The latest incarnation of my mainframe

So, I finished resurrecting my mainframe the other day.

When I was in Kansas City for KansasFest, I bought an RS/6000 7011-250, which uses the smallest chassis capable of holding 32-bit MCA cards that IBM ever produced – for comparison, I’d say it’s about the size of a Quadro 610 or Power Mac 6100, albeit a bit deeper. (It was also the first PowerPC machine ever produced (predating the PowerPC Macs by a few months), using a 66 or (in my machine) 80 MHz CPU.) This allowed me to physically downsize the machine significantly with minimal loss in functionality.

I installed the P/390 card set and installed AIX while at KansasFest, but was unable to get the mainframe actually running for several reasons. Ended up putting the project on hold for various reasons (including building the Mimeo).

Lately, decided to get back at it.

I had been trying to use another copy of VM/ESA V2R4, but it became clear that it had major issues in an AIX environment. Not insurmountable, but major nonetheless, and frankly too much of a pain in the ass for me to be bothered with. So, I went back to the trusty ADCD.

There were some issues with the AIX version of the DEVMAP, but those were much more minor. (Namely, the R/390 software freaks out if nonexistent drives are referenced (and non-existent drives for MVS and VSE were very much referenced, and the devmap was pointing at the wrong address to IPL from.)

Also, I had messed up with copying some of the LIC to the system manually (forgot to convert some line endings from DOS to Unix), which prevented anything close to a successful IPL, even though I was getting activity. So, fixed that. Once that was fixed, the terminals weren’t immediately dying.

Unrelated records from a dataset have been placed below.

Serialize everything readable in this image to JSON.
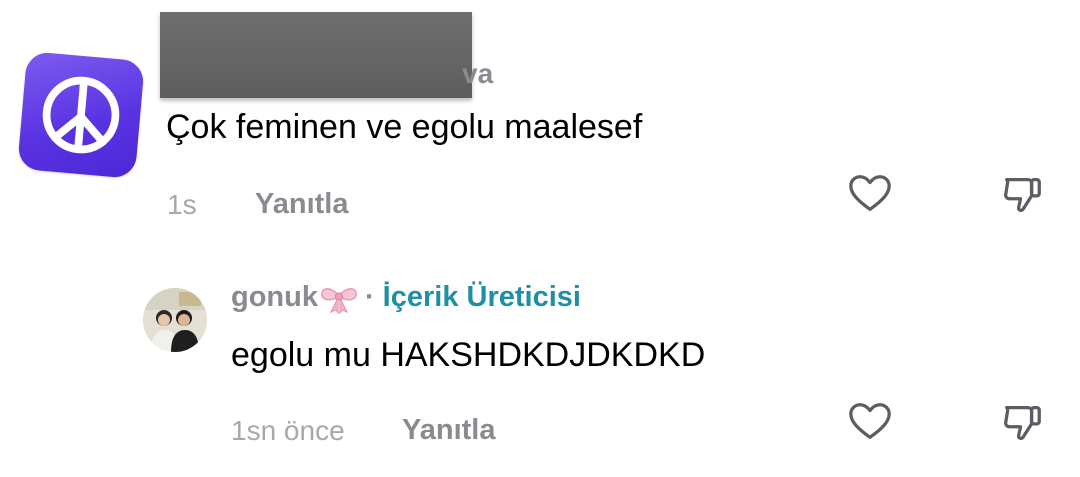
{
  "comments": [
    {
      "username_visible": "va",
      "text": "Çok feminen ve egolu maalesef",
      "time": "1s",
      "reply_label": "Yanıtla",
      "avatar_icon": "peace-sign-icon"
    },
    {
      "username": "gonuk",
      "username_emoji": "bow-icon",
      "separator": "·",
      "badge": "İçerik Üreticisi",
      "text": "egolu mu HAKSHDKDJDKDKD",
      "time": "1sn önce",
      "reply_label": "Yanıtla",
      "avatar_icon": "profile-photo"
    }
  ],
  "colors": {
    "text": "#000000",
    "muted": "#8a8b91",
    "time": "#a7a8ad",
    "badge": "#1f8fa6",
    "avatar_purple": "#5b34e2"
  }
}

End result? Well, here it is, connected to the mainframe via the AIX side:

Screenshot of VM/ESA logon screen

Next up was TCP/IP. I freaking hate IBM mainframe OS TCP/IP configuration, especially when on AIX, turns out that you really are supposed to point the friggin’ thing at a nonexistent device for it to work (/dev/ent0,standard – when /dev/ent0 doesn’t exist). That was slightly frustrating. But, that works too:

Charlotte web browser viewing this blog

So, let’s go into what software you need.

  • AIX 4.3.3 (this is your own problem – it can actually be anything between 4.1 on up, but the newer the better)
  • R/390 drivers – rename this to 4111inst.tar.Z, uncompress, untar, and you’ll end up with an installp file you can feed to SMIT. I’ll note that this is only the correct version if you’re using an MCA P/390, PCI cards should use different versions available at
  • P/390 microcode – As I said last time, I wouldn’t normally link it, but it’s only useful if you’ve got a P/390, a P/390 automatically gives you entitlement. DISK7 folder of the zip. Direct link this time because you won’t use the fixpacks here (they’re only for OS/2). Either put it on a floppy and run /usr/bin/r390/loadlic, or look at /usr/bin/r390/loadlic to see what it does (paying close attention to case and whether the dosread command uses -a or not (which is the flag to convert line endings), to know when to convert them yourself) and copy the files over by hand, running cfgmgr afterwards.
  • Latest fixpack for the R/390 drivers – this version is only for MCA P/390s, as before, check the P/390 site. Unzip it, run apply4111. Must be done AFTER installing the LIC, because there’s updates done to the LIC. And, on AIX 4.3, this is critical – if you don’t do this, the entire system freezes with an 888 error.
  • VM/ESA V2R4 ADCD (just like last time, still your own problem)

A lot of the needed software is actually integrated, even. For instance, unzip and PCOMM aren’t needed, because unzip and XANT (a primitive 3270 terminal emulator, but good enough for our purposes) are included with the R/390 drivers.

I highly recommend reading the R/390 info that IBM has on their website. Also, the documentation included with your ADCDs is good to read (but AIX is a second-class citizen here, a lot of this is written for OS/2, so some of it may be wrong), as is the documentation in /usr/bin/r390 (and that includes studying the shell scripts, some of which you may need to modify for this application). Unfortunately, most of the real documentation is in an out-of-print manual, but that page and the resources I’ve pointed out give some info that can be used to stumble one’s way through.

You do have to install a ton of optional packages to get things working properly, and frankly, I can’t remember half of them. bos.dosutil (although if you copy things in by hand, it’s actually completely optional) and X11.compat.fnt.pc were the two big ones, as well as setting the language environment (for the whole OS) to IBM-850 instead of the default.